According to Kaspersky researchers, scammers attempt to steam Toncoins (TON) from Telegram users worldwide using a highly scalable scheme involving cryptocurrency boosters and friend referrals.
Operational since November 2023, this scheme’s emergence has been growing since the rising popularity of TON and Telegram.
The scammers begin by prompting victims to join an unofficial Telegram bot, purportedly designed to store cryptocurrency, and to link it to a legitimate wallet. Simultaneously, the fraudsters instruct potential victims to purchase Toncoins through legitimate channels like the official Telegram bot, P2P markets, or cryptocurrency exchanges, which may lull them into a false sense of security.
Next, the victim is told to purchase so-called boosters using a separate bot. The scammers claim that users must complete this action to start earning. After the purchase, the user loses their cryptocurrency irrevocably. The costs of “boosters” – labelled by the scammers as “bike”, “car”, “train”, “plane”, or “rocket” – vary from 5 to 500 Toncoins depending on the tariff selected by the potential victim.
The Durov brothers originally developed the Telegram Open Network (TON) blockchain. An independent community now supports the project. Toncoin’s biggest advantage is Telegram. Messenger has reached 900 million monthly users and ranks the 6th most used and 6th most downloaded app globally. Therefore, the prospects for fraud associated with this blockchain are especially perilous.

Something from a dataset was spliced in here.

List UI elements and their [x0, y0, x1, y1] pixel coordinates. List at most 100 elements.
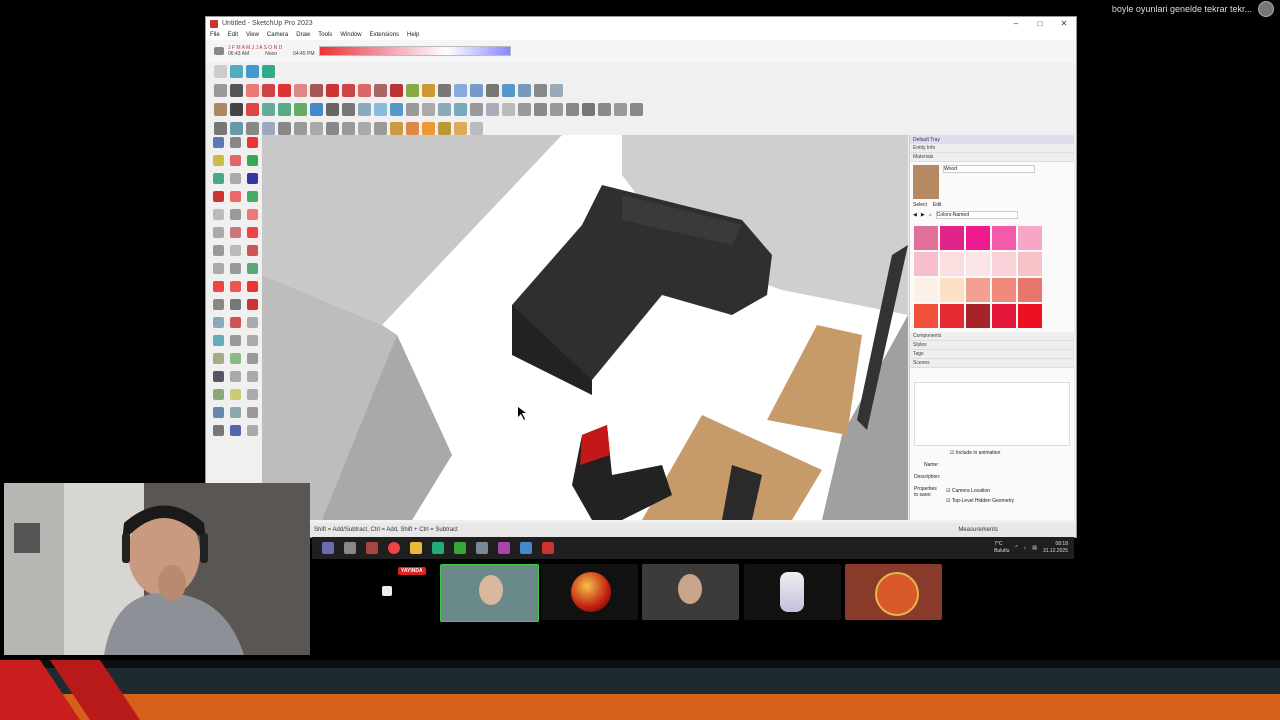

The fraudsters have targeted victims worldwide. The threat actors devised a referral scheme to lure unsuspecting Telegram users. Potential targets receive a link to participate in an “exclusive earning program” from someone in their contact list.

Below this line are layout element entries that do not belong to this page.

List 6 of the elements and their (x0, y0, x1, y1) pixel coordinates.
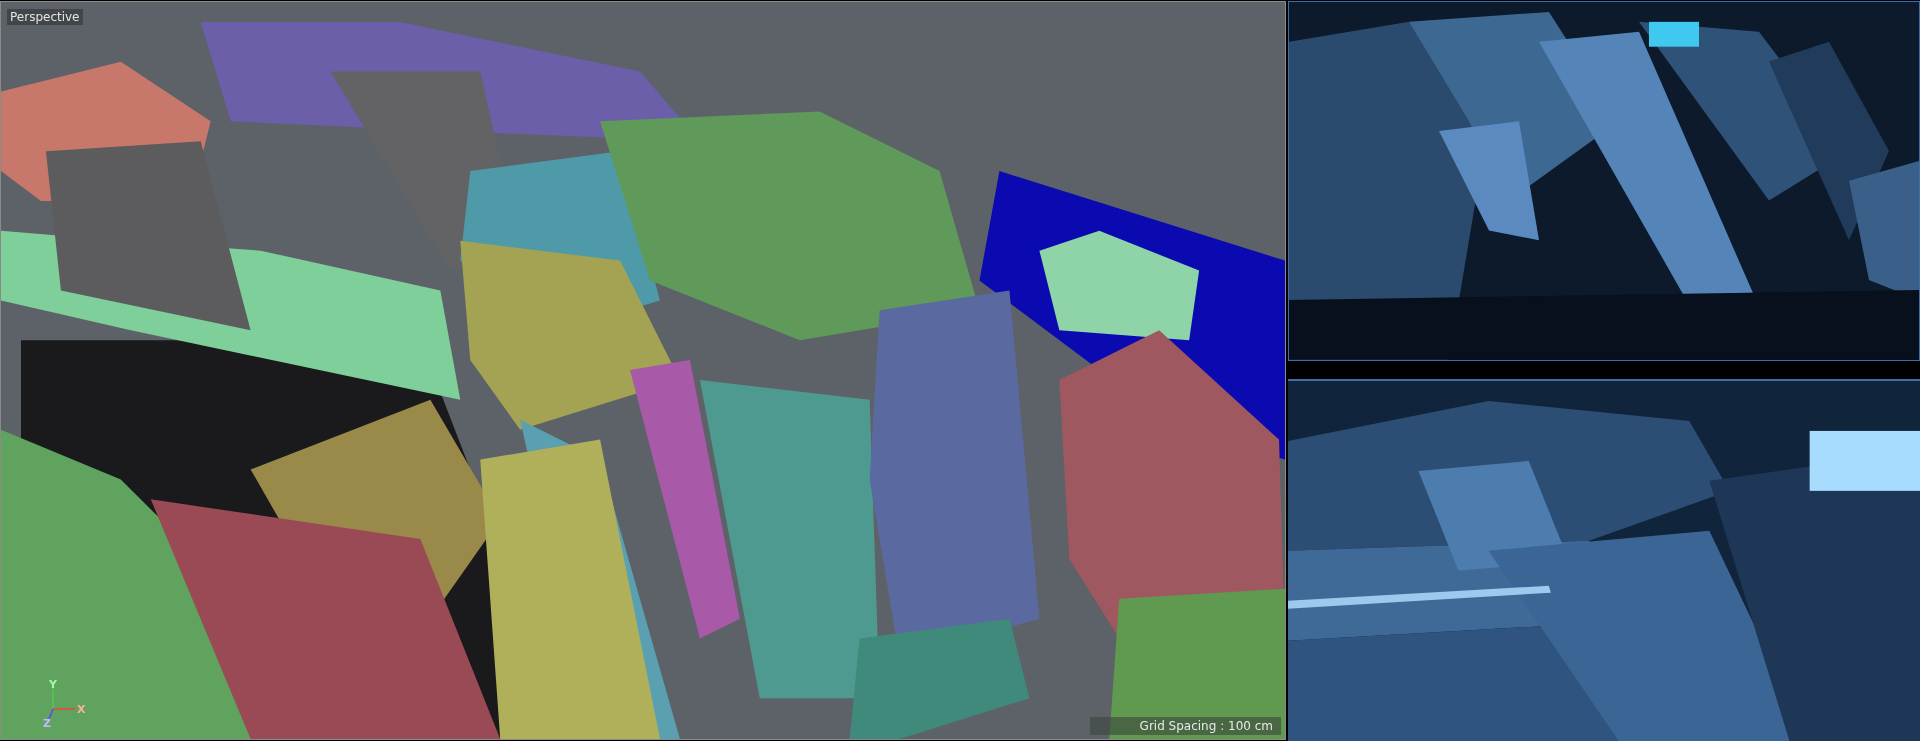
viewport-title: Perspective (7, 9, 83, 25)
axis-label: Z (43, 717, 51, 729)
grid-spacing-label: Grid Spacing : 100 cm (1089, 717, 1281, 735)
axis-label: X (77, 703, 86, 716)
axis-label: Y (49, 679, 57, 691)
axis-gizmo-icon (48, 688, 76, 720)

“The ‘boosters’ are advertised by scammers as tools that allow users to earn on their coins. This scheme resembles boosters in online games – by purchasing one, the user gains additional advantages,” explains Olga Svistunova, Senior Web Content Analyst at Kaspersky.

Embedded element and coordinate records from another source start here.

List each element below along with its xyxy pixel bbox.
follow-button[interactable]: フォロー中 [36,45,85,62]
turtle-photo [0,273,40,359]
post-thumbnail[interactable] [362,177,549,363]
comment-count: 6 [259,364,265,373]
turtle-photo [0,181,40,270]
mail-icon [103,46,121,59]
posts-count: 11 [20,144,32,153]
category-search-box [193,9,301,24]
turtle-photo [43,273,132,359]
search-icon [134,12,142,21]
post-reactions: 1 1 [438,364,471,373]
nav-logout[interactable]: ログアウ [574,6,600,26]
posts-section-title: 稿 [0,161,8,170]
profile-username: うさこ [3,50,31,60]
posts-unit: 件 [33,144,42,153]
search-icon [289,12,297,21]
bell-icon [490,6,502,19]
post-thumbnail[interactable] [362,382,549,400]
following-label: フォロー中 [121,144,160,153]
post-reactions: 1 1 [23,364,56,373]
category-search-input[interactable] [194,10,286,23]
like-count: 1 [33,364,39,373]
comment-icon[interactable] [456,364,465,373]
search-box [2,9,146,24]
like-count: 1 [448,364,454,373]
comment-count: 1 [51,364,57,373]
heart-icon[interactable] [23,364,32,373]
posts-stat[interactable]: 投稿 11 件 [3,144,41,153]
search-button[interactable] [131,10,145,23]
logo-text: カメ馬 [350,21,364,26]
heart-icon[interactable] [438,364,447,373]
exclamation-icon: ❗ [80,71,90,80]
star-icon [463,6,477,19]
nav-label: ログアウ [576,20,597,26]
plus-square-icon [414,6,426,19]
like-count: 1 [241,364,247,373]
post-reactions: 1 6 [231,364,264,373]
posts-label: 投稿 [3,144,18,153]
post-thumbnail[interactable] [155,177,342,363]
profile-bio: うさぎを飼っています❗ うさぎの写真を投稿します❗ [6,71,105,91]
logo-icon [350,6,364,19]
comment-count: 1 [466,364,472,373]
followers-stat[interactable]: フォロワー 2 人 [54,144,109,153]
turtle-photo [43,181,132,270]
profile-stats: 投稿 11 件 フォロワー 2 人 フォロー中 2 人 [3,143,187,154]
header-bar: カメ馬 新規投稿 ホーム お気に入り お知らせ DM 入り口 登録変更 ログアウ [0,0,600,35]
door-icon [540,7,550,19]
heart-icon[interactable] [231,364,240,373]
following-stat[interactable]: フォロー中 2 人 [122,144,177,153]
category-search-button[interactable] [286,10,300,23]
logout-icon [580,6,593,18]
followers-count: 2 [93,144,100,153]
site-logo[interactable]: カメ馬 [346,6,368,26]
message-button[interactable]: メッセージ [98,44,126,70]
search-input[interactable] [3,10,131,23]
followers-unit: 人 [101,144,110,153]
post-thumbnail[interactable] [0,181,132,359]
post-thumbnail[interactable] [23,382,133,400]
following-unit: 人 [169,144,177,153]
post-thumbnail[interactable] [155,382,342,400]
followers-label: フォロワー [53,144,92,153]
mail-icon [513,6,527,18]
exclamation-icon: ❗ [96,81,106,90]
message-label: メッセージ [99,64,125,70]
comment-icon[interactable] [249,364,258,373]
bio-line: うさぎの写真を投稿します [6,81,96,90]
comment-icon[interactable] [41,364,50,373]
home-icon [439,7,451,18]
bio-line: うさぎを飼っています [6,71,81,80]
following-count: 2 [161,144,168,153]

After luring the user into purchasing the fake “boosters”, scammers take it one step further to scale the fraudulent scheme. The victim is prompted to create a private Telegram group with their friends and acquaintances, share a referral link generated specially and a video with instructions on “earnings”. The scammers pre-record this.
“The referral program is a key component of the scheme. The more people involved, the higher the scammers’ earnings. Perpetrators claim that at least five people should join the private group via the referral link so that a victim can start earning. They even suggest that victims call each person they invited to explain all the details verbally. According to the scammers, the victim will be paid for each friend they invite and will receive a commission for each booster purchased by referrals,” elaborates Olga Svistunova.
Kaspersky experts advise users to exercise caution regarding offers promising quick enrichment, even from friends or acquaintances. Additionally, it’s important to adhere to the following security measures:
- Do not transfer cryptocurrency to unknown or suspicious wallets.
- Use comprehensive protection for your crypto assets, such as Kaspersky Premium, which secures your crypto wallet from scammers, miners, and other threats. It also alerts you when visiting suspicious websites.
- Educate yourself, for example, by reading Kaspersky posts to stay updated on all the latest fraudulent schemes, and, if needed, inform your nearest and dearest—especially those who are not yet digitally savvy.